In 1981 Groupe Spécial Mobile was created to develop a European standard for digital cellular voice telephony. European Conference of Postal and Telecommunications Administrations (CEPT) had taken this initiative.
In 1987 Europe produced the very first agreed GSM Technical Specification in February. Phase I of the GSM specifications were published in 1990.
In 1989, the Groupe Spécial Mobile committee was transferred from CEPT to the European Telecommunications Standards Institute (ETSI).
900 MHz spectrum band was the first band allocated for GSM service.
The world’s first GSM call was made by the former Finnish prime minister Harri Holkeri to Kaarina Suonio on July 1, 1991, on a network built by Telenokia and Siemens and operated by Radiolinja.
The following year in 1992, the first short messaging service (SMS or “text message”) message was sent.

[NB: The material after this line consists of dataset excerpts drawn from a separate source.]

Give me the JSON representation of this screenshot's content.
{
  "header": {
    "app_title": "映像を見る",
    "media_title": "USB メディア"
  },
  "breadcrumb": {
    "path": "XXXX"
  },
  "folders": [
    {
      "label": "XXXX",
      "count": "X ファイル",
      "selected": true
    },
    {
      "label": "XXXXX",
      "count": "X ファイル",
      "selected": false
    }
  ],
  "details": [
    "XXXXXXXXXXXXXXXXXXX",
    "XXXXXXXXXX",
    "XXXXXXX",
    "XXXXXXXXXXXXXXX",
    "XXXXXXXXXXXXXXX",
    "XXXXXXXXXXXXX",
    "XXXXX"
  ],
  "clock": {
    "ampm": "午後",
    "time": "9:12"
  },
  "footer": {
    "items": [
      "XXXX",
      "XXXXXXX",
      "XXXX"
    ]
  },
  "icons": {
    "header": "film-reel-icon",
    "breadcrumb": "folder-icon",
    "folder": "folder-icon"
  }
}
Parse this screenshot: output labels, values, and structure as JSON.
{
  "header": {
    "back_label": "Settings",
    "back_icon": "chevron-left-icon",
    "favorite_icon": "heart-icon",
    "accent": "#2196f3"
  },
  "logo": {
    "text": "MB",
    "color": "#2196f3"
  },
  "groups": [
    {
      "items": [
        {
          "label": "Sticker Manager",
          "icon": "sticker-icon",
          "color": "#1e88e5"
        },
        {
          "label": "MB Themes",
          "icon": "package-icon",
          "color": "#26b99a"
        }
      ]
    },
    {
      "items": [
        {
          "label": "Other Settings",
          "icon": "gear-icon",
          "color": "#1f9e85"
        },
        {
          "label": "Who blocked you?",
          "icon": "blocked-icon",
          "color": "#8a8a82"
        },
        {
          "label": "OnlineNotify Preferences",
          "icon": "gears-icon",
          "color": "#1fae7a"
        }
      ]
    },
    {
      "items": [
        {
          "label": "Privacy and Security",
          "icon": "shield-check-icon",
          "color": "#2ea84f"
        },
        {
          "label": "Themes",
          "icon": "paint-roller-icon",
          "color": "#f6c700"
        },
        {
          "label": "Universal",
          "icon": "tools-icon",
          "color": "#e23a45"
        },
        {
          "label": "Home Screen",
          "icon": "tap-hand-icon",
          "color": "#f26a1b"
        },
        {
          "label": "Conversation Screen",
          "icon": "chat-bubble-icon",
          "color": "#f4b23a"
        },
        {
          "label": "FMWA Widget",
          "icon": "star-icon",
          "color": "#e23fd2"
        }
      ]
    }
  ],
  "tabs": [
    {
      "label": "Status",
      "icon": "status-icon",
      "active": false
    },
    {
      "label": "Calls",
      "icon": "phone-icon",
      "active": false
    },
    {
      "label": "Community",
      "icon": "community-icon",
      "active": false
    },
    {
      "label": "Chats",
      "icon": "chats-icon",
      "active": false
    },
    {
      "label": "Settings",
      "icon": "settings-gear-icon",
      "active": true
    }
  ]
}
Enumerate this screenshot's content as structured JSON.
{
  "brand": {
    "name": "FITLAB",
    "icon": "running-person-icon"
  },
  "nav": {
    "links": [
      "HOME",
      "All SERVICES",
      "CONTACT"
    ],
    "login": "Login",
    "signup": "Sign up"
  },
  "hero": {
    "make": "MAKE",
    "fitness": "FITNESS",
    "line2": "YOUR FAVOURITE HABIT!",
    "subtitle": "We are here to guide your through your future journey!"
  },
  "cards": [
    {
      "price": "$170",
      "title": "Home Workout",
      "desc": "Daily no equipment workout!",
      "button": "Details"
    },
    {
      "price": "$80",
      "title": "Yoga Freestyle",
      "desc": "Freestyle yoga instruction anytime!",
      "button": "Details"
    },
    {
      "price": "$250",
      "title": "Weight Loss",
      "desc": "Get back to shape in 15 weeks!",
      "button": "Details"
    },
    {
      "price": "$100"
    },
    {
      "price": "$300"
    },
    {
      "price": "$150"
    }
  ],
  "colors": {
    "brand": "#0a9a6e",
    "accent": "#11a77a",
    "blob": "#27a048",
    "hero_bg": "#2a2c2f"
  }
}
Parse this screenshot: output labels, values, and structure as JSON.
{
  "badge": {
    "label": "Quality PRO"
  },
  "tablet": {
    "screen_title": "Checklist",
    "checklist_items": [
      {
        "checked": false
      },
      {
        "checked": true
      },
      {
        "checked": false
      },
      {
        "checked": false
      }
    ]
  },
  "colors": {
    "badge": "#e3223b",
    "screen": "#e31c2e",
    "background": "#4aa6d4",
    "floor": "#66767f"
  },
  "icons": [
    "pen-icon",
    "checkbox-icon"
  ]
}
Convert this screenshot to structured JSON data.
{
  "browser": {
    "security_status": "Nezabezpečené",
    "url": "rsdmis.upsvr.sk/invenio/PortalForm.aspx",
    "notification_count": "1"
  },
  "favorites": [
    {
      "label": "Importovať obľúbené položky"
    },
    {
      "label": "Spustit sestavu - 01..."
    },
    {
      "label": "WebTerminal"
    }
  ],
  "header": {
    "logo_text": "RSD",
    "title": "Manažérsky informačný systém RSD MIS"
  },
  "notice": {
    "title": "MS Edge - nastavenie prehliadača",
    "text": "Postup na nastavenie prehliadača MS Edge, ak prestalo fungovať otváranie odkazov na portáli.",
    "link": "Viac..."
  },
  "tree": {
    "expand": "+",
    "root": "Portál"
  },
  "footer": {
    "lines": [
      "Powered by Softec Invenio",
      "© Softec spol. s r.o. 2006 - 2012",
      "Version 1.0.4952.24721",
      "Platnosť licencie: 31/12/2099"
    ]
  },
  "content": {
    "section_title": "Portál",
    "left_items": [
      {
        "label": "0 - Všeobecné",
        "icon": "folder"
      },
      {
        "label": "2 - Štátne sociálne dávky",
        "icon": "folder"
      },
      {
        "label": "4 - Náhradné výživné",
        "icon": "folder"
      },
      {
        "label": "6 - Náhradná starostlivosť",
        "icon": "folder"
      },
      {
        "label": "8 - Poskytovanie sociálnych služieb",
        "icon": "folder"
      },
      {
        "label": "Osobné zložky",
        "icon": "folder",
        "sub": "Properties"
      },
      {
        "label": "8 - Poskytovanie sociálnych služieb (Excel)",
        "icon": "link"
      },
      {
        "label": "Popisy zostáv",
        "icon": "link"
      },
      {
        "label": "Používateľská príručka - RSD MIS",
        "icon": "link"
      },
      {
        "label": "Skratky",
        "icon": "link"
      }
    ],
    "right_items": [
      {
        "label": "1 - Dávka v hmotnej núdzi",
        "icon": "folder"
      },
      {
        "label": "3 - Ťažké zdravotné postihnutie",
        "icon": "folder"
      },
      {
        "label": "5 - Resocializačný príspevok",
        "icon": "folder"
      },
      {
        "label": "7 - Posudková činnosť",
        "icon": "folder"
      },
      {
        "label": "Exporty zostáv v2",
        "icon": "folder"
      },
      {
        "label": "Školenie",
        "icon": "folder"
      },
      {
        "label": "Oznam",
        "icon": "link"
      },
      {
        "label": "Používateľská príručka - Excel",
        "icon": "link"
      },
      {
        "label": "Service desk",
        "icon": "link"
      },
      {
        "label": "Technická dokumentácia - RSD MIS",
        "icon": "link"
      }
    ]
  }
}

In the same year 1992 Vodafone UK and Telecom Finland signed the first international roaming agreement.
Work began in 1991 to expand the GSM standard to the 1800 MHz frequency band and the first 1800 MHz network became operational in the UK by 1993.
In 1995, fax, data and SMS messaging services were launched commercially, the first 1900 MHz GSM network became operational in the United States and GSM subscribers worldwide exceeded 10 million.
In 1996 pre-paid GSM cards were launched first time. This added significant boom to GSM market share. By 1998 100 million subscribers were connected through GSM.
In 2000, the first commercial GPRS services were launched and the first GPRS compatible handsets became available for sale.
EDGE services first became operational in a network in 2003 and the number of worldwide GSM subscribers exceeded 1 billion in 2004. By 2005 1.5 billion people were served through GSM.
GSM operates in 900 MHz, 1800 MHz, 850 MHz, 1900 MHz and rarely in 400 and 450 MHz frequency bands.
GSM uses several cryptographic algorithms for security. The A5/1, A5/2, and A5/3 stream ciphers are used for ensuring over-the-air voice privacy. On 28 December 2009 German computer engineer Karsten Nohl announced that he had cracked the A5/1 cipher. Nohl claimed that he was able to intercept voice and text conversations by impersonating another user to listen to voicemail, make calls, or send text messages using a seven-year-old Motorola cellphone and decryption software available for free online.